In a matter of seconds, Lindsey Grewe went from jogging on the trail to running for her life when the mountain lion began chasing her.
"I'm screaming, but I don't think anyone heard me. I really thought he was going to attack me, I just had visions of, I see it crossing through my mind that I was going to get eaten," Grewe said.
Park rangers heard Grewe screaming and rescued her.
They say euthanizing the mountain lion is their only option, because the animal is too aggressive to stay in the park.
Earlier Friday, the same mountain lion approached a runner on the trail, but backed off when the man made noise.
He says the animal was eating a deer.
Denver Zoo carnivore area supervisor Steve Venne says the mountain lion was likely defending his kill.
Mountain lions left the zoo in 2009, but Venne spent years caring for them.
As more people move into mountain lion country, Venne says problems arise when the predators get too comfortable around people.
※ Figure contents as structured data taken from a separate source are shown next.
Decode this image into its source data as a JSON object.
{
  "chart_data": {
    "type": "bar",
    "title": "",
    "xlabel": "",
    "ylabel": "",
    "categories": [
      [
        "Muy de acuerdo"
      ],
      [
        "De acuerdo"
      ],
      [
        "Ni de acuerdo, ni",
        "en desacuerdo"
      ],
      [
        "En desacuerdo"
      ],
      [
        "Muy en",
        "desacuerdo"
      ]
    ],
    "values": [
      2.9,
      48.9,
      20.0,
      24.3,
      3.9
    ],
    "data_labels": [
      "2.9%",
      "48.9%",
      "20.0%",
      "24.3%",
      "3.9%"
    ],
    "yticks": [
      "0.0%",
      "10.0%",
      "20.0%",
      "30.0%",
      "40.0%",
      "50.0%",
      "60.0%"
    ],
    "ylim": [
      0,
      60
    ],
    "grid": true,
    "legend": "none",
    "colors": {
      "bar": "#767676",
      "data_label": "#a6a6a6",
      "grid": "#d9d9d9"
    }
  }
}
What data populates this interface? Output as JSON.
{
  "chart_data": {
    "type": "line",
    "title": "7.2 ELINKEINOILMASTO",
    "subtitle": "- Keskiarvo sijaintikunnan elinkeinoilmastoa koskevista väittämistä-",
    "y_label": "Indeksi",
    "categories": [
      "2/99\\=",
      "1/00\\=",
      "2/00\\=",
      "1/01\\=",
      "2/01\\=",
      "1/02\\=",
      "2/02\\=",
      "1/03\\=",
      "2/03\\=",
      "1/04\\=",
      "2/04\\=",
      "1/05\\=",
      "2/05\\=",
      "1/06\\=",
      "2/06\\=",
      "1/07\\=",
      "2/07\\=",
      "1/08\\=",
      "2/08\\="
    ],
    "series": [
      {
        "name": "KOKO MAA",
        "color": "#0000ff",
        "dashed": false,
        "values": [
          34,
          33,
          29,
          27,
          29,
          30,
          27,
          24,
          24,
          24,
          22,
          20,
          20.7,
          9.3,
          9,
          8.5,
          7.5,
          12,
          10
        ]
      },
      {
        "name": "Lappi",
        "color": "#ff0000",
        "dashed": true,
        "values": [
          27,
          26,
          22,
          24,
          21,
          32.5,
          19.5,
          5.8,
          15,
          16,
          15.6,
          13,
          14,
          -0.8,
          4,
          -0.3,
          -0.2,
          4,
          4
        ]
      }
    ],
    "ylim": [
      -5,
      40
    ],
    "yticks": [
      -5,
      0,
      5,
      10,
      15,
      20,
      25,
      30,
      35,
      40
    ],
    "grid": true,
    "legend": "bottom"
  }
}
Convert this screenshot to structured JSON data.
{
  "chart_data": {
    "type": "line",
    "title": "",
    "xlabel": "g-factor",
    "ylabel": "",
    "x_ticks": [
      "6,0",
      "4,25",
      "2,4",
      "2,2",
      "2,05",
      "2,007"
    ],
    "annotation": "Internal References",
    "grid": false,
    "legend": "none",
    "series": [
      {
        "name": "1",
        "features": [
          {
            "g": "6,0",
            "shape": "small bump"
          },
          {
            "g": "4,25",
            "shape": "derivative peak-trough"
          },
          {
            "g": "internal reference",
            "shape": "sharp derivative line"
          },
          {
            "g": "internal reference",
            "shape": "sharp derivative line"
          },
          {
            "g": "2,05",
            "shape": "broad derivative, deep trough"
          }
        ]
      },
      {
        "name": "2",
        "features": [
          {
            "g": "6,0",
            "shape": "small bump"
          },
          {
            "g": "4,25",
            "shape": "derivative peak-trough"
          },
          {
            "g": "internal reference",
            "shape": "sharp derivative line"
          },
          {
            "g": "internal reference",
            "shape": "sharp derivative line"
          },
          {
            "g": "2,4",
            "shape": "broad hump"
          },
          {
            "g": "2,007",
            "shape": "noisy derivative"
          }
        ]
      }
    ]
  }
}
If you come in contact with one, Venne says stand your ground and slowly back away.
"Eye contact, facing the predator, being big, being loud," Venne said.
Venne says you should never turn your back on a mountain lion.
And if one does attack, fight back.
Mountain lions are known to be territorial, but they generally do not consider humans prey.
Park Rangers are warning hikers, climbers and outdoor enthusiasts to be careful in the area.